U.S. senators will be sworn in Tuesday as jurors in the impeachment trial of former President Donald Trump.
The trial itself will not begin until the week of February 8, after Democratic and Republican leaders agreed to a short delay in order to give both the lawmakers who will serve as prosecutors and Trump’s defense team time to prepare. The extra time will also allow the Senate a chance to confirm more of President Joe Biden’s Cabinet nominees.
House lawmakers who will serve as trial prosecutors made a ceremonial walk to the Senate chamber Monday evening to deliver the article of impeachment charging Trump with inciting insurrection in connection with the storming of the U.S. Capitol by a mob of his supporters earlier this month. The assault sent lawmakers scrambling for safety and resulted in the deaths of five people.
Lead House manager Jamie Raskin from Maryland read the charges, saying Trump “gravely endangered the security of the United States and its institutions of the government.”
Trump defense team
Trump has hired ethics and election lawyer Butch Bowers to lead his defense along with Deborah Barbier, a former federal prosecutor who works as a defense attorney specializing in white-collar crime.
Democratic Senator Patrick Leahy, who holds the largely ceremonial role of Senate president pro tempore, said Monday he will preside over the impeachment trial. The U.S. Constitution calls for the chief justice of the Supreme Court to preside over impeachment hearings for a president, but because Trump is no longer in office, officials said Chief Justice John Roberts would not preside.
Leahy, 80, was first elected to the Senate in 1974, making him the longest-serving member. He told reporters at the Capitol his role will be “making sure that procedures are followed” and said his years in the Senate will help him to be seen as impartial.
“When presiding over an impeachment trial, the president pro tempore takes an additional special oath to do impartial justice according to the Constitution and the laws. It is an oath that I take extraordinarily seriously,” Leahy said in a statement.
Aides to Leahy said the lawmaker will still be able to vote in the trial. Republican Senator John Cornyn criticized that arrangement on Twitter, saying, "How does a Senator preside, like a judge, and serve as juror, too?"
Cornyn also suggested Trump has already faced punishment at the ballot box, one of several arguments Republicans have made in opposition of holding the trial.
“One way in our system you get punished is losing an election,” Cornyn said.
Senator Joni Ernst, an Iowa Republican, said that while Trump “exhibited poor leadership,” it’s the people who assaulted the Capitol who “bear the responsibility.”
Senate Majority Leader Chuck Schumer, a Democrat from New York, said the Senate will conduct “a timely and fair trial.” He dismissed Republican opposition to the process, saying the trial is “certainly and clearly constitutional.”
“There is only one question at stake. Only one question that Senators of both parties will have to answer, before God and their own conscience: is former President Trump guilty of inciting an insurrection against the United States?” Schumer said.
Democratic Senator Jeff Merkley said the Senate’s responsibility is to hear the evidence and render a judgment.
“This is about the most serious crime against the constitution one could imagine,” he tweeted. “Every senator was a witness; every senator experienced the threat to the very foundation of our democracy.

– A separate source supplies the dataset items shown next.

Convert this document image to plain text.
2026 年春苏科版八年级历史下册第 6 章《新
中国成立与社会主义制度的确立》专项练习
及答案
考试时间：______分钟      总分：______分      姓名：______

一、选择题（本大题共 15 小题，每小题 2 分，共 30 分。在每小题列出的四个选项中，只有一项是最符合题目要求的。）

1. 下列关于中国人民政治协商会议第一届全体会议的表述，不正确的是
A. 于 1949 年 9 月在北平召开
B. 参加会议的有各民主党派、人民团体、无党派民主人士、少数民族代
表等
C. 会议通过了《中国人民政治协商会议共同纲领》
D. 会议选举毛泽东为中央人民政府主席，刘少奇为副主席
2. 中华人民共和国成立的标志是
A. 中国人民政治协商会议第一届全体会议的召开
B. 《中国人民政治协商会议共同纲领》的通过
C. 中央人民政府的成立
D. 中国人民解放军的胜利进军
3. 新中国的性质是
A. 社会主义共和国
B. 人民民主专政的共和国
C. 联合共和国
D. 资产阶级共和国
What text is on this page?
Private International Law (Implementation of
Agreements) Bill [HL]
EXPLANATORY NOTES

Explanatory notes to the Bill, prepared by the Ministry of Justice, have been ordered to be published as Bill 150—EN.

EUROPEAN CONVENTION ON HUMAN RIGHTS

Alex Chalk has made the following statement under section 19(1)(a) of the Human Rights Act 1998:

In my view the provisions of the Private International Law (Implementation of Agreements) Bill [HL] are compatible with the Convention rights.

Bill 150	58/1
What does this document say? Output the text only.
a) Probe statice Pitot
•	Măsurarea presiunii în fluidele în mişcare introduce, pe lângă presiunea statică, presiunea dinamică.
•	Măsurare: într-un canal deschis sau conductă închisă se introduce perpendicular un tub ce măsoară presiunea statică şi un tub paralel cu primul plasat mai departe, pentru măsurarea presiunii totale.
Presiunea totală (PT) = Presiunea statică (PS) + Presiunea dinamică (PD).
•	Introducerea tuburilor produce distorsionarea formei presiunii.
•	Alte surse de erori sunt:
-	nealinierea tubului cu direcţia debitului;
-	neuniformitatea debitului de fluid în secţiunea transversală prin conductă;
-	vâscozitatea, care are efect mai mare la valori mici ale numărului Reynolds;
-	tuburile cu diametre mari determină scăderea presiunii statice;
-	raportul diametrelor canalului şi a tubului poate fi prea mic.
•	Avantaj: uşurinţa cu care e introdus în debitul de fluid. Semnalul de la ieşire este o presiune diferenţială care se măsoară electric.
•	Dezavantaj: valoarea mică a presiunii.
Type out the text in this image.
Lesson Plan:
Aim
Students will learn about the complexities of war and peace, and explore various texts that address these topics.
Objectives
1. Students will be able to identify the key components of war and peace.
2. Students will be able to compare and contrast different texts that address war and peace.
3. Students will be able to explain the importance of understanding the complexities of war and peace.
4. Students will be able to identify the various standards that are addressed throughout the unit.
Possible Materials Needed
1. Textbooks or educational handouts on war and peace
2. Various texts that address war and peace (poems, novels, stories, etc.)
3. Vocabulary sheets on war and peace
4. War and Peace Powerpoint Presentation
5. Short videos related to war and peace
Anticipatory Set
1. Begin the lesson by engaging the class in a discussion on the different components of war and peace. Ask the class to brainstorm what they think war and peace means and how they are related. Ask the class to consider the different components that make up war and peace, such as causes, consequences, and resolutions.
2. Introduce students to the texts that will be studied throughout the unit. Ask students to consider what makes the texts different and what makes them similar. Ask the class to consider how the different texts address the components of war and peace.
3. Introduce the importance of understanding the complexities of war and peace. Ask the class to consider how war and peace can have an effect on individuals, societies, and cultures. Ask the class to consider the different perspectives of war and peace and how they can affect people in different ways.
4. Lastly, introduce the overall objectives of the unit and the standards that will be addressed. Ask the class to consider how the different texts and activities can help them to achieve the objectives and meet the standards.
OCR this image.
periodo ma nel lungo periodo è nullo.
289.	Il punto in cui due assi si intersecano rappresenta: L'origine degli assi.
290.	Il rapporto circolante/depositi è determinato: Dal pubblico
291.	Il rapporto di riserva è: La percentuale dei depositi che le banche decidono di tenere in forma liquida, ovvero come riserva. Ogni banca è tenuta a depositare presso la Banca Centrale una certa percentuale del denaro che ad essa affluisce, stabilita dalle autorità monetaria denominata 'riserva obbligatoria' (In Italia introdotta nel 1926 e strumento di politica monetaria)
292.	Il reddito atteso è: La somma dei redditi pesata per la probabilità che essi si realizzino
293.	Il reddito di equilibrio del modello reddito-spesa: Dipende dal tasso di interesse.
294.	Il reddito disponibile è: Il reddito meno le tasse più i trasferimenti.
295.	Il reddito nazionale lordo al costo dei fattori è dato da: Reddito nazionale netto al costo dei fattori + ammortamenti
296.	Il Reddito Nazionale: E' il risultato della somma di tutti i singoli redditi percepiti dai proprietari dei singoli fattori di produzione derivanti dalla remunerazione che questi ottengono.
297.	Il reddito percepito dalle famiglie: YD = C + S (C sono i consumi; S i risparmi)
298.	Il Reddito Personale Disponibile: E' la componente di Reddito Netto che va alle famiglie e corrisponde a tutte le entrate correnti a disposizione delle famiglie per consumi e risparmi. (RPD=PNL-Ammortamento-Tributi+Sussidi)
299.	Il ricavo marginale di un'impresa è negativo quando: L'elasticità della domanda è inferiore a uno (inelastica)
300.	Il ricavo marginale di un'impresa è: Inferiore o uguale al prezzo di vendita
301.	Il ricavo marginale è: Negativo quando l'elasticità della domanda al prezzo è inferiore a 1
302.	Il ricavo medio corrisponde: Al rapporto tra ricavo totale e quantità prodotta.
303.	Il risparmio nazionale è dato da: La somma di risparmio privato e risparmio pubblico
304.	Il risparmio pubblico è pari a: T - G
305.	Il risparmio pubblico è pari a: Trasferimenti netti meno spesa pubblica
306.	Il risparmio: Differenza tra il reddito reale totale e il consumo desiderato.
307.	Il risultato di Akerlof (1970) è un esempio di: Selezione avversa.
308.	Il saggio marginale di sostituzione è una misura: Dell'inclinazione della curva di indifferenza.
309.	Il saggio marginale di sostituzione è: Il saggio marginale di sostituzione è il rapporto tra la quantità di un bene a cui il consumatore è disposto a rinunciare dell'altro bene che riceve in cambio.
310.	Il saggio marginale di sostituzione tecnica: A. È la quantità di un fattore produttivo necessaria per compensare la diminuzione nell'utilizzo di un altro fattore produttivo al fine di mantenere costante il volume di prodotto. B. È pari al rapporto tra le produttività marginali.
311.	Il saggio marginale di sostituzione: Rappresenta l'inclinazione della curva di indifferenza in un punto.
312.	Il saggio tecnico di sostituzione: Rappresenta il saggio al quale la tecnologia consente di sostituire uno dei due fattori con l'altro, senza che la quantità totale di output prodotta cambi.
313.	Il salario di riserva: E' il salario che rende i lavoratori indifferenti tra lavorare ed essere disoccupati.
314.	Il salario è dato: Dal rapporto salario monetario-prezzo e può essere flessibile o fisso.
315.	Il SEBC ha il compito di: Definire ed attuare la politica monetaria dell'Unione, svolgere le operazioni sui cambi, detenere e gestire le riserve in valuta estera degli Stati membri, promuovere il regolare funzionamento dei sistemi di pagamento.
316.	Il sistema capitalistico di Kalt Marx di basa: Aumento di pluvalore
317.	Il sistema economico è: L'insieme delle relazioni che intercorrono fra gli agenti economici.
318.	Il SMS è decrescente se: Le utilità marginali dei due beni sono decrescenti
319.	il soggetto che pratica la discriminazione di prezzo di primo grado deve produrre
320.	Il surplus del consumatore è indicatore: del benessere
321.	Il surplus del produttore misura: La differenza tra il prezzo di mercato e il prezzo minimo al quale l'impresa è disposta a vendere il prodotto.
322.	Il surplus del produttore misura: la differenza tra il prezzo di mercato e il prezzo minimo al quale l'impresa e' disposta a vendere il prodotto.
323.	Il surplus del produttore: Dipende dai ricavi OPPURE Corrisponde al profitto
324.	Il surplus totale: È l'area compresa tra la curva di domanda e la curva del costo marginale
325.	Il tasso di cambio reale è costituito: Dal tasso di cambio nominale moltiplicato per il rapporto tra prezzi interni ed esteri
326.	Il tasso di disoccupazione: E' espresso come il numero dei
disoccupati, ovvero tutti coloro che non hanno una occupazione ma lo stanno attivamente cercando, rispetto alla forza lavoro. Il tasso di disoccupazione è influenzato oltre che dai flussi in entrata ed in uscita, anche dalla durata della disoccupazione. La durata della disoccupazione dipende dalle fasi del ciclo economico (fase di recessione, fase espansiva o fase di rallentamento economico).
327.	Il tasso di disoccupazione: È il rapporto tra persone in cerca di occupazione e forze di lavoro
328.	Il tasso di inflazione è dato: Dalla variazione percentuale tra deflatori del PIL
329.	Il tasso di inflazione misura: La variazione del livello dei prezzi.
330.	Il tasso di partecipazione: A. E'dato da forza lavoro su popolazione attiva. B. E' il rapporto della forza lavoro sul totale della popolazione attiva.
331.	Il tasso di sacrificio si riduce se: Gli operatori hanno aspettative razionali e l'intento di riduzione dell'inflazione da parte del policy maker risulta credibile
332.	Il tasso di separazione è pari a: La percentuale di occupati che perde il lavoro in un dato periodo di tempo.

We must treat it with absolute seriousness and conduct the trial accordingly.”
Two-thirds majority needed to convict
A two-thirds majority in the Senate would be required to convict Trump. With the Senate politically divided between 50 Republicans and 50 Democrats, 17 Republicans would have to turn against Trump for a conviction, assuming all Democrats vote as a bloc against the former president.
Biden told the U.S.-based cable news network CNN on Monday he did not think there would be enough Republican support for a conviction. He said the trial “has to happen,” and that there would be “a worse effect if it didn’t happen.”
At a January 6 rally near the White House, Trump repeated weeks of unfounded complaints that he had been cheated out of reelection by fraudulent votes and vote-counting even though he had lost 60 court challenges to the outcome.
He urged his supporters to march to the Capitol to fight for him in confronting members of Congress as they debated certifying Biden’s election win.
The mayhem left five people dead, including a police officer whose death is being investigated as a homicide. Trump supporters — roughly 800, according to officials — rampaged past authorities, ransacked some congressional offices and scuffled with police before order was restored and lawmakers in the early hours of January 7 officially declared Biden the winner.
If he is convicted, a separate, simple-majority vote could bar Trump from holding federal office again.
Trump stands as the only U.S. president in the country’s 245-year history to be impeached twice. The House impeached him in late 2019, accusing him of trying to enlist Ukraine to dig up dirt against Biden ahead of the November election, but the Senate acquitted him last February.